Although I can't verify this, Ron apparently spent little money on advertising in Iowa and New Hampshire – far less than what he could afford, based on the roughly $20 million he raised last quarter. Word is he was only shooting for around third place, to not win but also not get crushed.

There has to be a reason for that.

Well, the rumor is that his strategy is to sit back through the first few states, let the candidates attack each other and spend themselves nearly broke doing it, then step in and try and fill the void by dropping all of his money on ads for Super Tuesday, and possibly Florida the week before.

If true, this strategy is smart for several reasons based on the conditions a month ago – all of which are peculiar to this year, which is unlike any we've seen in modern history...

Interesting. This isn't the first time that has been mentioned as a strategy, but Kramer goes more in-depth. See ya tomorrow! And don't forget to send Ron and Carol Paul an anniversary donation:



01-28-2008, 08:08 PM
By 1798, Georgia was the last state to ban the African slave trade, which stopped the influx of slaves into the country. So why couldn't the United States have taken after the British Empire? Every other major country in the world got rid of slavery without civil war. Paul's opinions on the American Civil War truly don't sound so insane.

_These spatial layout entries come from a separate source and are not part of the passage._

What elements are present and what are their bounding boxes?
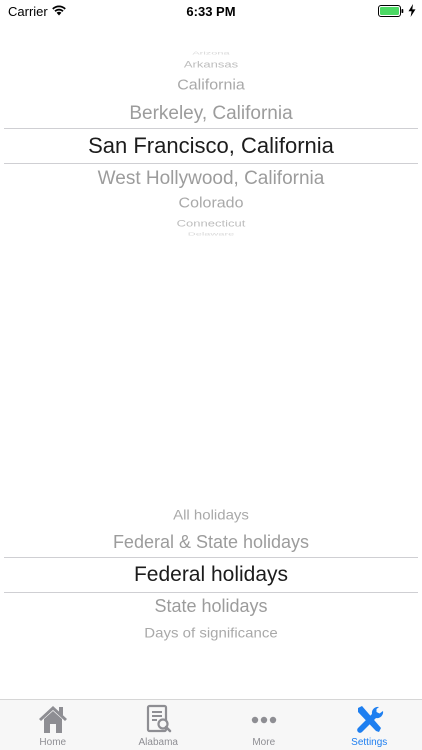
picker-row[interactable]: Days of significance — [0, 627, 422, 641]
selection-divider — [4, 163, 418, 164]
charging-bolt-icon — [408, 4, 416, 17]
selection-divider — [4, 592, 418, 593]
house-icon — [38, 706, 67, 733]
document-search-icon — [147, 704, 172, 733]
tab-alabama[interactable]: Alabama — [106, 700, 212, 750]
tab-bar: Home Alabama More Settings — [0, 699, 422, 750]
picker-row[interactable]: Arkansas — [0, 60, 422, 69]
picker-row[interactable]: Colorado — [0, 196, 422, 211]
picker-row[interactable]: Berkeley, California — [0, 104, 422, 123]
picker-row[interactable]: All holidays — [0, 509, 422, 523]
tab-settings[interactable]: Settings — [317, 700, 422, 750]
holiday-type-picker[interactable]: All holidays Federal & State holidays Fe… — [0, 500, 422, 650]
more-dots-icon — [251, 716, 276, 724]
picker-row[interactable]: Arizona — [0, 51, 422, 56]
tab-label: Alabama — [138, 737, 178, 748]
picker-row[interactable]: California — [0, 78, 422, 93]
tab-label: More — [252, 737, 276, 748]
battery-icon — [378, 5, 404, 17]
tab-label: Settings — [351, 737, 388, 748]
status-bar: Carrier 6:33 PM — [0, 0, 422, 22]
tab-more[interactable]: More — [211, 700, 317, 750]
clock-time: 6:33 PM — [186, 4, 236, 19]
picker-row[interactable]: State holidays — [0, 597, 422, 615]
picker-row[interactable]: West Hollywood, California — [0, 169, 422, 188]
picker-selected-row[interactable]: San Francisco, California — [0, 135, 422, 157]
tools-icon — [357, 706, 384, 733]
picker-selected-row[interactable]: Federal holidays — [0, 564, 422, 585]
tab-label: Home — [39, 737, 67, 748]
picker-row[interactable]: Connecticut — [0, 219, 422, 228]
tab-home[interactable]: Home — [0, 700, 106, 750]
picker-row[interactable]: Delaware — [0, 232, 422, 237]
selection-divider — [4, 128, 418, 129]
picker-row[interactable]: Federal & State holidays — [0, 533, 422, 551]
selection-divider — [4, 557, 418, 558]
location-picker[interactable]: Arizona Arkansas California Berkeley, Ca… — [0, 40, 422, 240]
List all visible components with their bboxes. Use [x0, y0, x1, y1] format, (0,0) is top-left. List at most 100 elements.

Yes, except for the fact that the civil war wasn't started to free slaves. The issue of freeing the slaves was only brought up later, as a political tool to help motivate people to fight. The civil war was started because of unfair taxation against the south...

01-28-2008, 09:38 PM
Yes, except for the fact that the civil war wasn't started to free slaves. The issue of freeing the slaves was only brought up later, as a political tool to help motivate people to fight. The civil war was started because of unfair taxation against the south...

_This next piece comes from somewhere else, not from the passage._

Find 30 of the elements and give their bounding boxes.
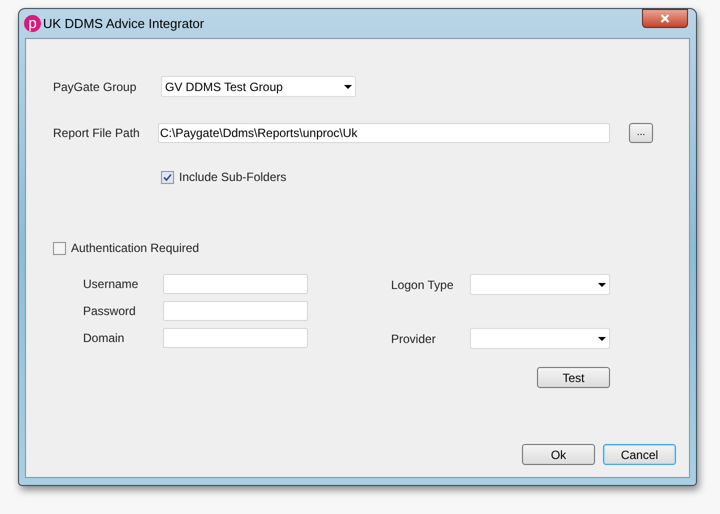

Try to convince a normal (mostly ignorant and educated in the definitely pro-union history taught in our schools) person of that and they'll tell you that the taxes were the side issue the south used to motivate people to fight.

Ron Paul should stay out of it for now I think. Grassroots should begin the process of convincing the general populace of this. tanstaafl

01-29-2008, 07:16 AM
Paul's response was the type of absolutist, libertarian logic one would expect.

"... some who enjoy what I say and agree with me on civil liberties as well as on the war, ... resort to saying that it's the responsibility of the government to redistribute wealth," he said. "And I see that as the illegal and immoral use of force in both areas."


Living in the U.K., I find that mind-blowing. It is difficult to imagine any sober person in public life in the UK speaking like that.